FINRA Fines Credit Suisse For Settlement Violations

What happens when a major brokerage firm violates its settlement agreement with FINRA? Well, it pays another fine. No one is barred or suspended, the firm pays some more money to FINRA, and everyone is happy.

Readers will recall the historic settlement reached in April 2003 with 10 major investment firms and every securities regulator over the research issue. The fines were huge - $1.4 billion combined. There were also other provisions, including a provision to make research available to their investors.
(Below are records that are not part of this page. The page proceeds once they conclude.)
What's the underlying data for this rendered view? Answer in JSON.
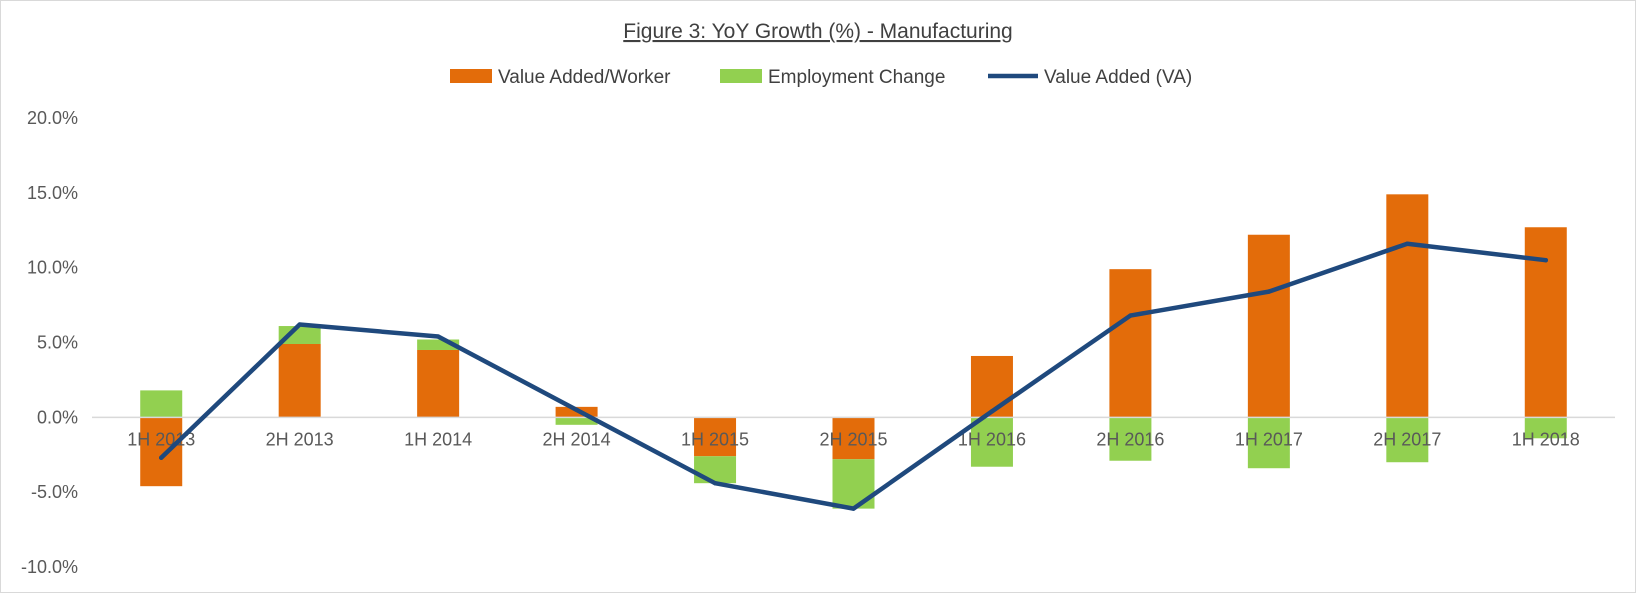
{
  "chart_data": {
    "type": "bar",
    "title": "Figure 3: YoY Growth (%) - Manufacturing",
    "xlabel": "",
    "ylabel": "",
    "categories": [
      "1H 2013",
      "2H 2013",
      "1H 2014",
      "2H 2014",
      "1H 2015",
      "2H 2015",
      "1H 2016",
      "2H 2016",
      "1H 2017",
      "2H 2017",
      "1H 2018"
    ],
    "stacked": true,
    "series": [
      {
        "name": "Value Added/Worker",
        "kind": "bar",
        "color": "#E36C0A",
        "values": [
          -4.6,
          4.9,
          4.5,
          0.7,
          -2.6,
          -2.8,
          4.1,
          9.9,
          12.2,
          14.9,
          12.7
        ]
      },
      {
        "name": "Employment Change",
        "kind": "bar",
        "color": "#92D050",
        "values": [
          1.8,
          1.2,
          0.7,
          -0.5,
          -1.8,
          -3.3,
          -3.3,
          -2.9,
          -3.4,
          -3.0,
          -1.4
        ]
      },
      {
        "name": "Value Added (VA)",
        "kind": "line",
        "color": "#1F497D",
        "values": [
          -2.7,
          6.2,
          5.4,
          0.5,
          -4.4,
          -6.1,
          0.4,
          6.8,
          8.4,
          11.6,
          10.5
        ]
      }
    ],
    "ylim": [
      -10,
      20
    ],
    "yticks": [
      -10,
      -5,
      0,
      5,
      10,
      15,
      20
    ],
    "ytick_labels": [
      "-10.0%",
      "-5.0%",
      "0.0%",
      "5.0%",
      "10.0%",
      "15.0%",
      "20.0%"
    ],
    "grid": false,
    "legend_position": "top-center"
  }
}
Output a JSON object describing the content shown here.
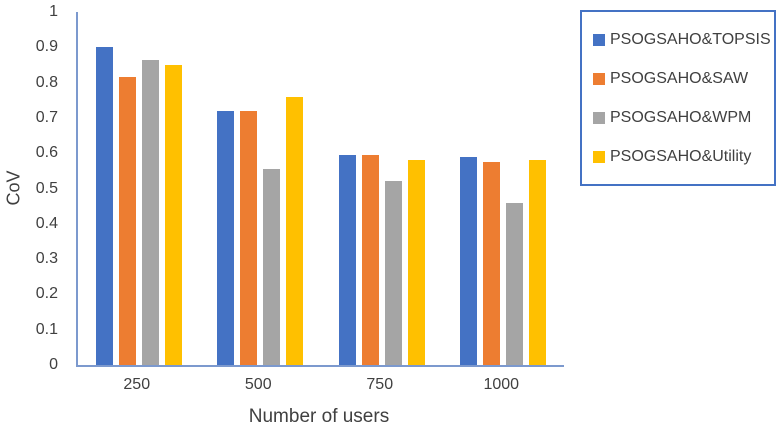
{
  "chart_data": {
    "type": "bar",
    "title": "",
    "xlabel": "Number of users",
    "ylabel": "CoV",
    "categories": [
      "250",
      "500",
      "750",
      "1000"
    ],
    "series": [
      {
        "name": "PSOGSAHO&TOPSIS",
        "color": "#4472C4",
        "values": [
          0.9,
          0.72,
          0.595,
          0.59
        ]
      },
      {
        "name": "PSOGSAHO&SAW",
        "color": "#ED7D31",
        "values": [
          0.815,
          0.72,
          0.595,
          0.575
        ]
      },
      {
        "name": "PSOGSAHO&WPM",
        "color": "#A5A5A5",
        "values": [
          0.865,
          0.555,
          0.52,
          0.46
        ]
      },
      {
        "name": "PSOGSAHO&Utility",
        "color": "#FFC000",
        "values": [
          0.85,
          0.76,
          0.58,
          0.58
        ]
      }
    ],
    "ylim": [
      0,
      1
    ],
    "ytick_labels": [
      "0",
      "0.1",
      "0.2",
      "0.3",
      "0.4",
      "0.5",
      "0.6",
      "0.7",
      "0.8",
      "0.9",
      "1"
    ],
    "grid": false,
    "legend_position": "right"
  },
  "colors": {
    "axis_line": "#7C99CE",
    "legend_border": "#4472C4",
    "text": "#404040",
    "background": "#FFFFFF"
  }
}
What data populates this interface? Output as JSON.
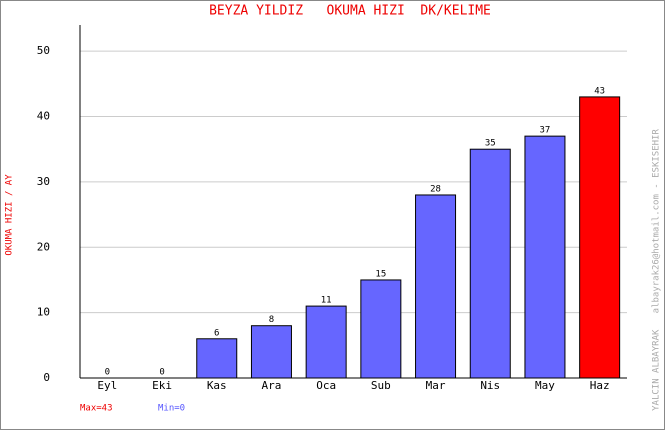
{
  "chart_data": {
    "type": "bar",
    "title": "BEYZA YILDIZ   OKUMA HIZI  DK/KELIME",
    "y_label": "OKUMA HIZI / AY",
    "side_note": "YALCIN ALBAYRAK   albayrak26@hotmail.com - ESKISEHIR",
    "max_note": "Max=43",
    "min_note": "Min=0",
    "categories": [
      "Eyl",
      "Eki",
      "Kas",
      "Ara",
      "Oca",
      "Sub",
      "Mar",
      "Nis",
      "May",
      "Haz"
    ],
    "values": [
      0,
      0,
      6,
      8,
      11,
      15,
      28,
      35,
      37,
      43
    ],
    "colors": [
      "#6666ff",
      "#6666ff",
      "#6666ff",
      "#6666ff",
      "#6666ff",
      "#6666ff",
      "#6666ff",
      "#6666ff",
      "#6666ff",
      "#ff0000"
    ],
    "ylim": [
      0,
      54
    ],
    "yticks": [
      0,
      10,
      20,
      30,
      40,
      50
    ],
    "grid": true
  }
}
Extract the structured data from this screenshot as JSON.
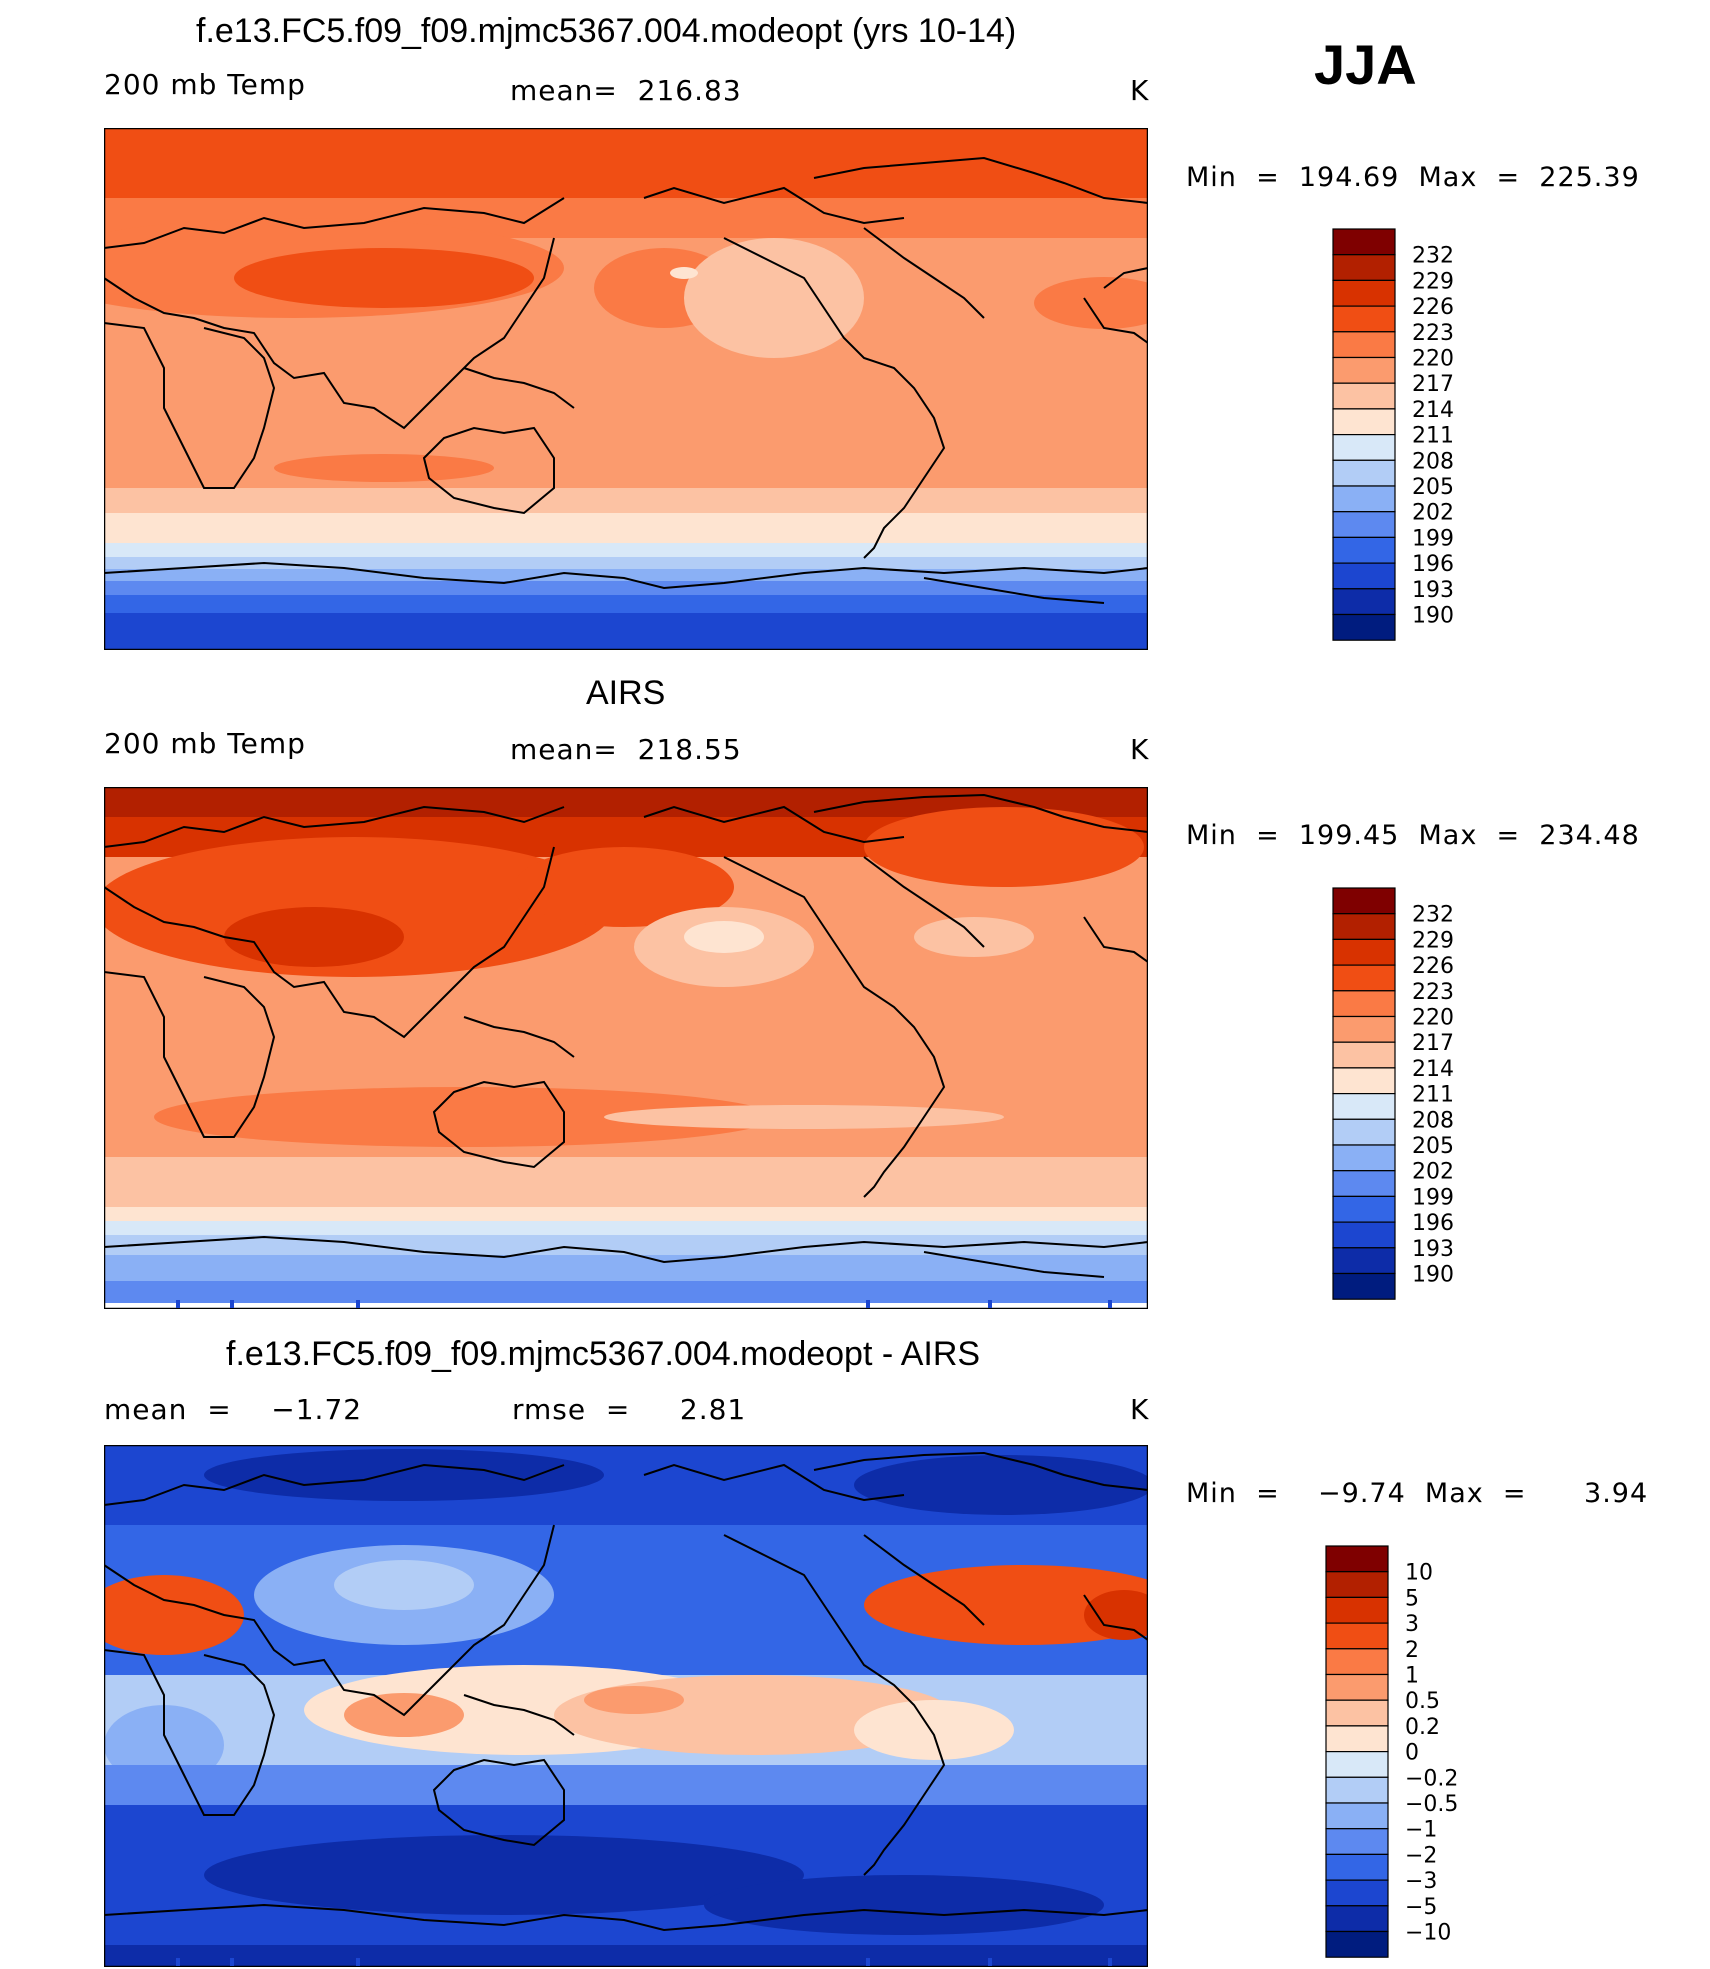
{
  "season": "JJA",
  "panels": [
    {
      "title": "f.e13.FC5.f09_f09.mjmc5367.004.modeopt (yrs 10-14)",
      "left_label": "200 mb Temp",
      "center_label": "mean=  216.83",
      "units": "K",
      "minmax": "Min  =  194.69  Max  =  225.39",
      "colorbar_labels": [
        "232",
        "229",
        "226",
        "223",
        "220",
        "217",
        "214",
        "211",
        "208",
        "205",
        "202",
        "199",
        "196",
        "193",
        "190"
      ],
      "colors": [
        "#7f0000",
        "#b22000",
        "#d83200",
        "#f04e14",
        "#fa7a45",
        "#fb9b6e",
        "#fcc2a3",
        "#fee4d1",
        "#d8e8f8",
        "#b2cdf6",
        "#8ab0f5",
        "#5d89f0",
        "#3366e6",
        "#1c46d0",
        "#0d2ca8",
        "#001c7f"
      ]
    },
    {
      "title": "AIRS",
      "left_label": "200 mb Temp",
      "center_label": "mean=  218.55",
      "units": "K",
      "minmax": "Min  =  199.45  Max  =  234.48",
      "colorbar_labels": [
        "232",
        "229",
        "226",
        "223",
        "220",
        "217",
        "214",
        "211",
        "208",
        "205",
        "202",
        "199",
        "196",
        "193",
        "190"
      ],
      "colors": [
        "#7f0000",
        "#b22000",
        "#d83200",
        "#f04e14",
        "#fa7a45",
        "#fb9b6e",
        "#fcc2a3",
        "#fee4d1",
        "#d8e8f8",
        "#b2cdf6",
        "#8ab0f5",
        "#5d89f0",
        "#3366e6",
        "#1c46d0",
        "#0d2ca8",
        "#001c7f"
      ]
    },
    {
      "title": "f.e13.FC5.f09_f09.mjmc5367.004.modeopt - AIRS",
      "left_label": "mean  =    −1.72",
      "center_label": "rmse  =     2.81",
      "units": "K",
      "minmax": "Min  =    −9.74  Max  =      3.94",
      "colorbar_labels": [
        "10",
        "5",
        "3",
        "2",
        "1",
        "0.5",
        "0.2",
        "0",
        "−0.2",
        "−0.5",
        "−1",
        "−2",
        "−3",
        "−5",
        "−10"
      ],
      "colors": [
        "#7f0000",
        "#b22000",
        "#d83200",
        "#f04e14",
        "#fa7a45",
        "#fb9b6e",
        "#fcc2a3",
        "#fee4d1",
        "#d8e8f8",
        "#b2cdf6",
        "#8ab0f5",
        "#5d89f0",
        "#3366e6",
        "#1c46d0",
        "#0d2ca8",
        "#001c7f"
      ]
    }
  ]
}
Well, it seems that Credit Suisse may not have lived up to that part of the deal. FINRA announced today that it had
fined Credit Suisse $275,000 for failing to fully comply with the part of the settlement that required it to make independent research available to their customers.

The FINRA press release is at finra.org and it confirms that not only was the violation a failure to compy with "one of the key terms of the 2003 Global Research Analyst Settlement" but that no individuals at Credit Suisse were sanctioned in any way.

According to the FINRA press release, beginning in 2004, Credit Suisse failed "on a number of occasions" to post all of the required and current independent research to its Web site. The firm posted independent research for companies not covered by Credit Suisse and was allegedly delayed in providing independent research "in a timely manner after offerings." 

It gets worse. FINRA also claims that after the firm discovered these problems, the firm "failed to implement effective measures to detect and prevent additional failures."

A brokerage firm enters into a historic settlement caused by its alleged failings with its research, it then fails to live up to a key provision of the settlement agreement, and once it learns of the failure, it fails to take sufficient steps to correct the failure. FINRA's response is a $275,000 fine against the firm.

I don't know anything about the settlement or the underlying facts, but I do know that individuals at small and mid-sized brokerage firms have been suspended for significant periods of time for less. There are often good reasons not to sanction an individual at the firm, but far too often FINRA takes the position that a violation is "too serious" for the firm to take the hit, an individual must be held responsible.

Apparently that is not so, since it is tough to imagine a more serious violation than the failure to abide by the terms of an agreement that settled a significant enforcement action.